Development of sub-71 decline progressed well during the year, despite the area being directly affected by the fire at neighbouring Phakisa in the first quarter. After commissioning the belt and completing the temporary tip on 73 level, the development rate improved for the rest of the period. The sub-71 project, which will connect Tshepong with Phakisa, remains on track for completion in May 2012. This project extends the existing double decline from 71 to 76 level to enable mining on both 73 and 75 levels.
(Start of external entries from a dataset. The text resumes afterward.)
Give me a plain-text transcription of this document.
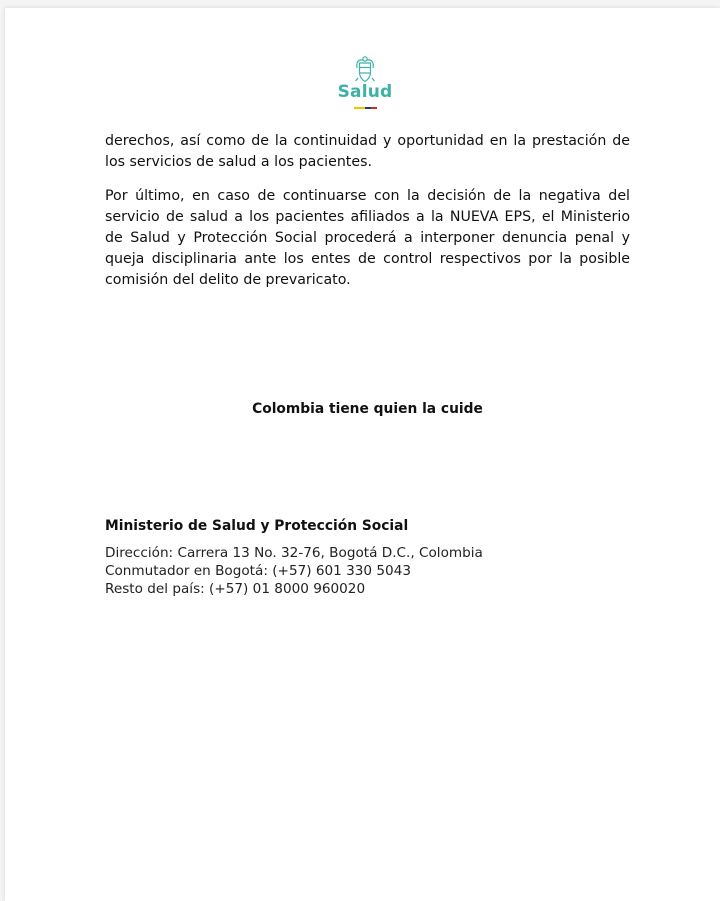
Salud
derechos, así como de la continuidad y oportunidad en la prestación de los servicios de salud a los pacientes.
Por último, en caso de continuarse con la decisión de la negativa del servicio de salud a los pacientes afiliados a la NUEVA EPS, el Ministerio de Salud y Protección Social procederá a interponer denuncia penal y queja disciplinaria ante los entes de control respectivos por la posible comisión del delito de prevaricato.
Colombia tiene quien la cuide
Ministerio de Salud y Protección Social
Dirección: Carrera 13 No. 32-76, Bogotá D.C., Colombia
Conmutador en Bogotá: (+57) 601 330 5043
Resto del país: (+57) 01 8000 960020
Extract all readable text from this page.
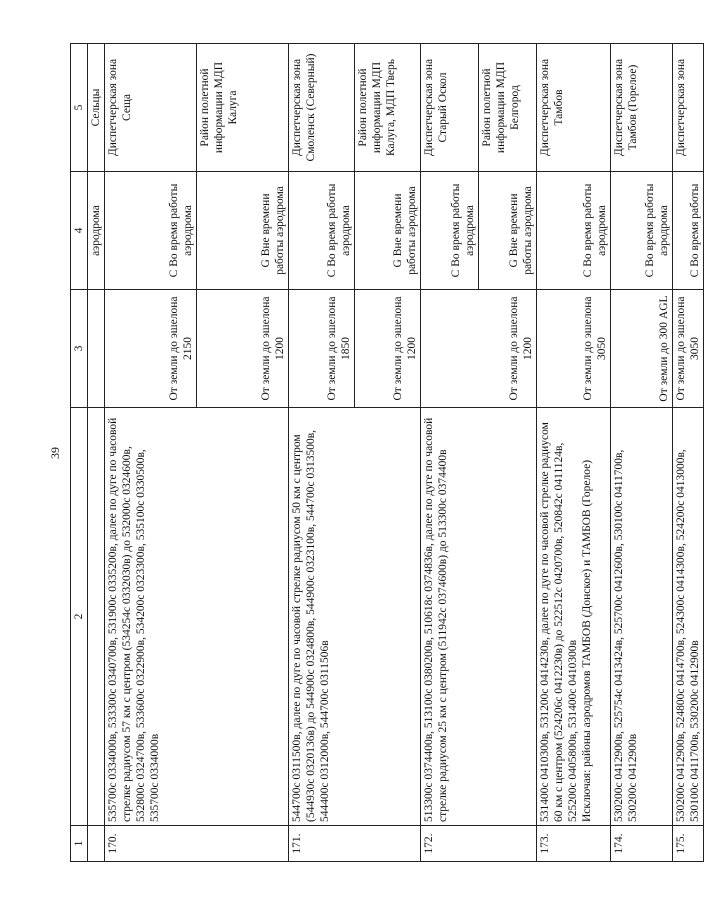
39
1	2	3	4	5
			аэродрома	Сельцы
170.	535700с 0334000в, 533300с 0340700в, 531900с 0335200в, далее по дуге по часовой стрелке радиусом 57 км с центром (534254с 0332030в) до 532000с 0324600в, 532800с 0324700в, 533600с 0322900в, 534200с 0323300в, 535100с 0330500в, 535700с 0334000в	От земли до эшелона 2150	С Во время работы аэродрома	Диспетчерская зона Сеща
		От земли до эшелона 1200	G Вне времени работы аэродрома	Район полетной информации МДП Калуга
171.	544700с 0311500в, далее по дуге по часовой стрелке радиусом 50 км с центром (544930с 0320136в) до 544900с 0324800в, 544900с 0323100в, 544700с 0313500в, 544400с 0312000в, 544700с 0311506в	От земли до эшелона 1850	С Во время работы аэродрома	Диспетчерская зона Смоленск (Северный)
		От земли до эшелона 1200	G Вне времени работы аэродрома	Район полетной информации МДП Калуга, МДП Тверь
172.	513300с 0374400в, 513100с 0380200в, 510618с 0374836в, далее по дуге по часовой стрелке радиусом 25 км с центром (511942с 0374600в) до 513300с 0374400в	От земли до эшелона 1200	С Во время работы аэродрома	Диспетчерская зона Старый Оскол
			G Вне времени работы аэродрома	Район полетной информации МДП Белгород
173.	531400с 0410300в, 531200с 0414230в, далее по дуге по часовой стрелке радиусом 60 км с центром (524206с 0412230в) до 522512с 0420700в, 520842с 0411124в, 525200с 0405800в, 531400с 0410300в Исключая: районы аэродромов ТАМБОВ (Донское) и ТАМБОВ (Горелое)	От земли до эшелона 3050	С Во время работы аэродрома	Диспетчерская зона Тамбов
174.	530200с 0412900в, 525754с 0413424в, 525700с 0412600в, 530100с 0411700в, 530200с 0412900в	От земли до 300 AGL	С Во время работы аэродрома	Диспетчерская зона Тамбов (Горелое)
175.	530200с 0412900в, 524800с 0414700в, 524300с 0414300в, 524200с 0413000в, 530100с 0411700в, 530200с 0412900в	От земли до эшелона 3050	С Во время работы	Диспетчерская зона
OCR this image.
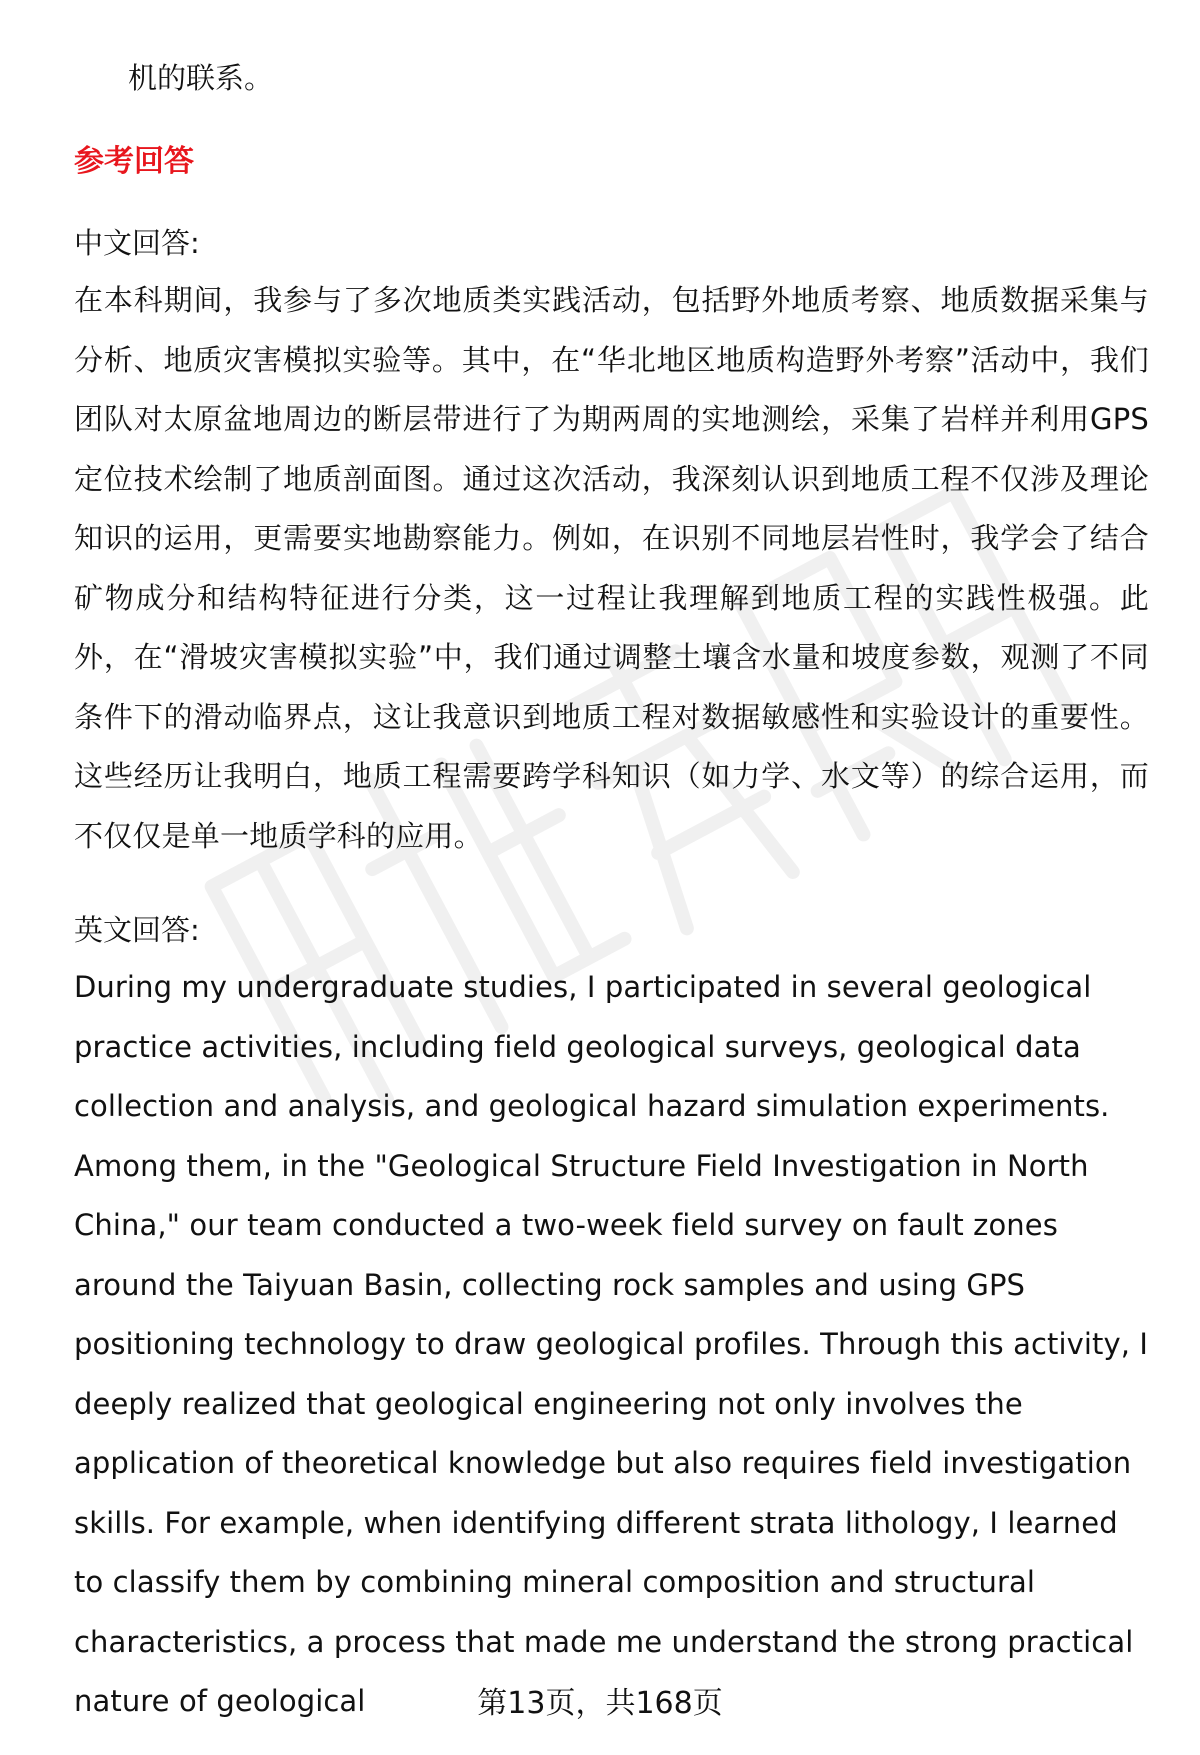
机的联系。

参考回答

中文回答:

在本科期间，我参与了多次地质类实践活动，包括野外地质考察、地质数据采集与分析、地质灾害模拟实验等。其中，在“华北地区地质构造野外考察”活动中，我们团队对太原盆地周边的断层带进行了为期两周的实地测绘，采集了岩样并利用GPS定位技术绘制了地质剖面图。通过这次活动，我深刻认识到地质工程不仅涉及理论知识的运用，更需要实地勘察能力。例如，在识别不同地层岩性时，我学会了结合矿物成分和结构特征进行分类，这一过程让我理解到地质工程的实践性极强。此外，在“滑坡灾害模拟实验”中，我们通过调整土壤含水量和坡度参数，观测了不同条件下的滑动临界点，这让我意识到地质工程对数据敏感性和实验设计的重要性。这些经历让我明白，地质工程需要跨学科知识（如力学、水文等）的综合运用，而不仅仅是单一地质学科的应用。

英文回答:

During my undergraduate studies, I participated in several geological practice activities, including field geological surveys, geological data collection and analysis, and geological hazard simulation experiments. Among them, in the "Geological Structure Field Investigation in North China," our team conducted a two-week field survey on fault zones around the Taiyuan Basin, collecting rock samples and using GPS positioning technology to draw geological profiles. Through this activity, I deeply realized that geological engineering not only involves the application of theoretical knowledge but also requires field investigation skills. For example, when identifying different strata lithology, I learned to classify them by combining mineral composition and structural characteristics, a process that made me understand the strong practical nature of geological	第13页，共168页
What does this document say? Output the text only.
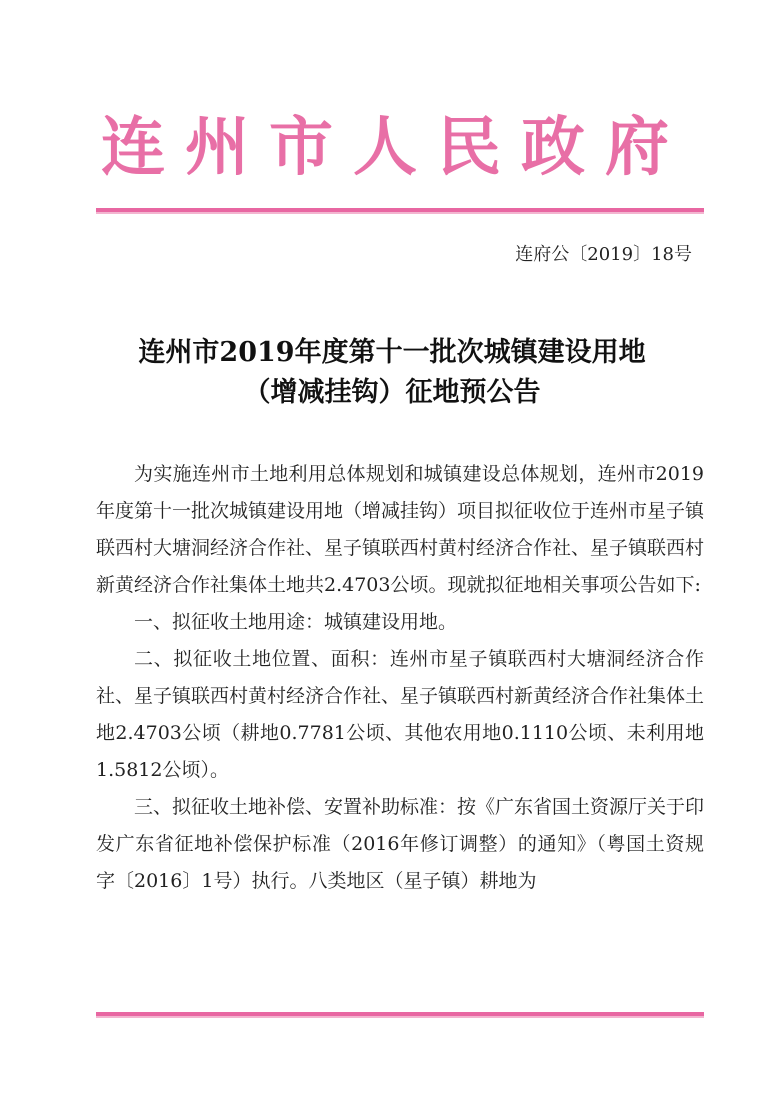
连州市人民政府
连府公〔2019〕18号
连州市2019年度第十一批次城镇建设用地
（增减挂钩）征地预公告

为实施连州市土地利用总体规划和城镇建设总体规划，连州市2019年度第十一批次城镇建设用地（增减挂钩）项目拟征收位于连州市星子镇联西村大塘洞经济合作社、星子镇联西村黄村经济合作社、星子镇联西村新黄经济合作社集体土地共2.4703公顷。现就拟征地相关事项公告如下:

一、拟征收土地用途：城镇建设用地。

二、拟征收土地位置、面积：连州市星子镇联西村大塘洞经济合作社、星子镇联西村黄村经济合作社、星子镇联西村新黄经济合作社集体土地2.4703公顷（耕地0.7781公顷、其他农用地0.1110公顷、未利用地1.5812公顷）。

三、拟征收土地补偿、安置补助标准：按《广东省国土资源厅关于印发广东省征地补偿保护标准（2016年修订调整）的通知》（粤国土资规字〔2016〕1号）执行。八类地区（星子镇）耕地为
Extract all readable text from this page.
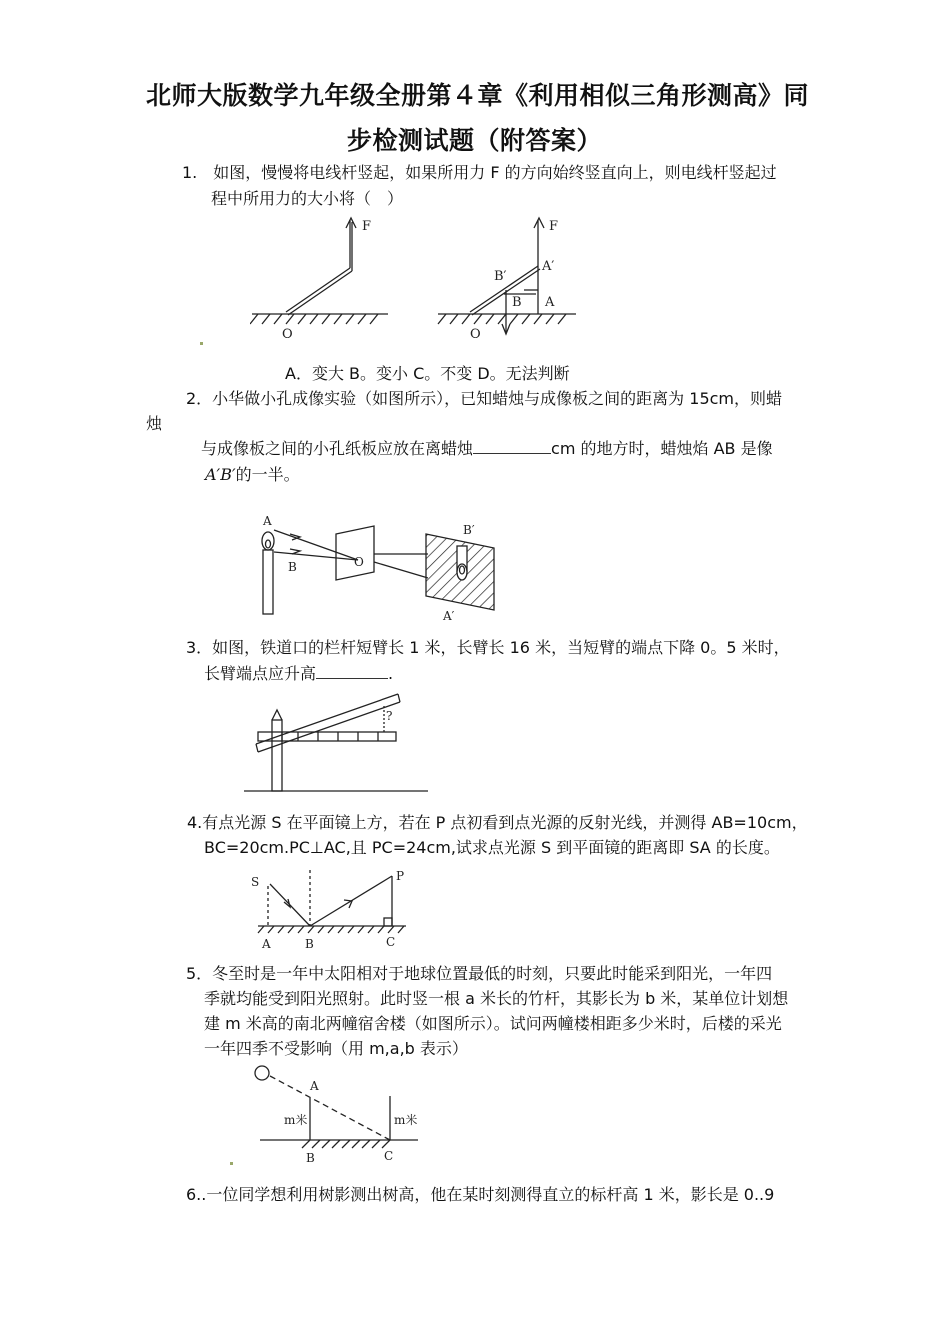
北师大版数学九年级全册第４章《利用相似三角形测高》同
步检测试题（附答案）
1.　如图，慢慢将电线杆竖起，如果所用力 F 的方向始终竖直向上，则电线杆竖起过
程中所用力的大小将（　）
F
O
F
B′
A′
B A
O
A．变大 B。变小 C。不变 D。无法判断
2．小华做小孔成像实验（如图所示），已知蜡烛与成像板之间的距离为 15cm，则蜡
烛
与成像板之间的小孔纸板应放在离蜡烛	cm 的地方时，蜡烛焰 AB 是像
A′B′的一半。
A
B	O
B′
A′
3．如图，铁道口的栏杆短臂长 1 米，长臂长 16 米，当短臂的端点下降 0。5 米时，
长臂端点应升高	.
?
4.有点光源 S 在平面镜上方，若在 P 点初看到点光源的反射光线，并测得 AB=10cm，
BC=20cm.PC⊥AC,且 PC=24cm,试求点光源 S 到平面镜的距离即 SA 的长度。
S	P
A	B	C
5．冬至时是一年中太阳相对于地球位置最低的时刻，只要此时能采到阳光，一年四
季就均能受到阳光照射。此时竖一根 a 米长的竹杆，其影长为 b 米，某单位计划想
建 m 米高的南北两幢宿舍楼（如图所示）。试问两幢楼相距多少米时，后楼的采光
一年四季不受影响（用 m,a,b 表示）
A
m米	m米
B	C
6..一位同学想利用树影测出树高，他在某时刻测得直立的标杆高 1 米，影长是 0..9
The project’s goal is to sink the decline to 76 level by May 2012.
Revenue rose by 10% to R2 007 million and by over 19% to US$287 million. Cash operating cost rose by 10% to R182 042/kg and by 20% to US$810/oz with cost pressure coming from increased wages, electricity tariffs and the cost of supplies and equipment.
Capital expenditure was 5% higher at R273 million (US$39 million), primarily for ongoing development, major equipment maintenance and other shaft capital, and the sub-71 decline project. Total expenditure to date on this project is R189 million (US$27 million).
| Production | FY11 | FY10 | FY09 | |
|---|---|---|---|---|
| Volumes milled | 000t (metric) | 1 343 | 1 518 | 1 375 |
| 000t (imperial) | 1 481 | 1 674 | 1 516 | |
| Gold produced | kg | 6 468 | 6 749 | 7 178 |
| oz | 207 950 | 216 986 | 230 778 | |
| Average grade | g/t | 4.82 | 4.45 | 5.22 |
| oz/t | 0.140 | 0.130 | 0.152 | |
| Financial | ||||
| Revenue | R million | 2 007 | 1 823 | 1 780 |
| US$ million | 287 | 241 | 198 | |
| Operating cost* | R/kg | 182 042 | 164 938 | 139 901 |
| US$/oz | 810 | 677 | 483 | |
| Operating profit | R million | 835 | 676 | 802 |
| US$ million | 119 | 90 | 89 | |
| Capital expenditure | R million | 273 | 261 | 249 |
| US$ million | 39 | 35 | 28 | |
| People | ||||
| Number of employees | ||||
| Employees | 4 982 | 4 901 | ||
| Contractors | 206 | 163 | ||
| Total | 5 188 | 5 064 | ||
| HDSAs in management | % | 31 | 30 | |
| Women in mining | % | 9 | 11 | |
| Expenditure on training and development | R million | 22 | 23 | |
| Safety | ||||
| fatalities | 2 | 2 | ||
| LTIFR | per million hours worked | 12.60 | 12.22 | |
| Environment | ||||
| Electricity used | 000MWh | 314 | 288 | |
| Water used for primary activities** | 000m3 | 9 351 | 1 144 | |
| GHG emissions | 000t CO2e | 348 | 347 | |
| Expenditure on local economic development | R million | 10 | 6 | |
| Status of mining right | New-order mining right granted in December 2007 | |||
* Includes royalty payment in FY10 and FY11.
** New definitions used in FY11 have resulted in a revised calculation methodology.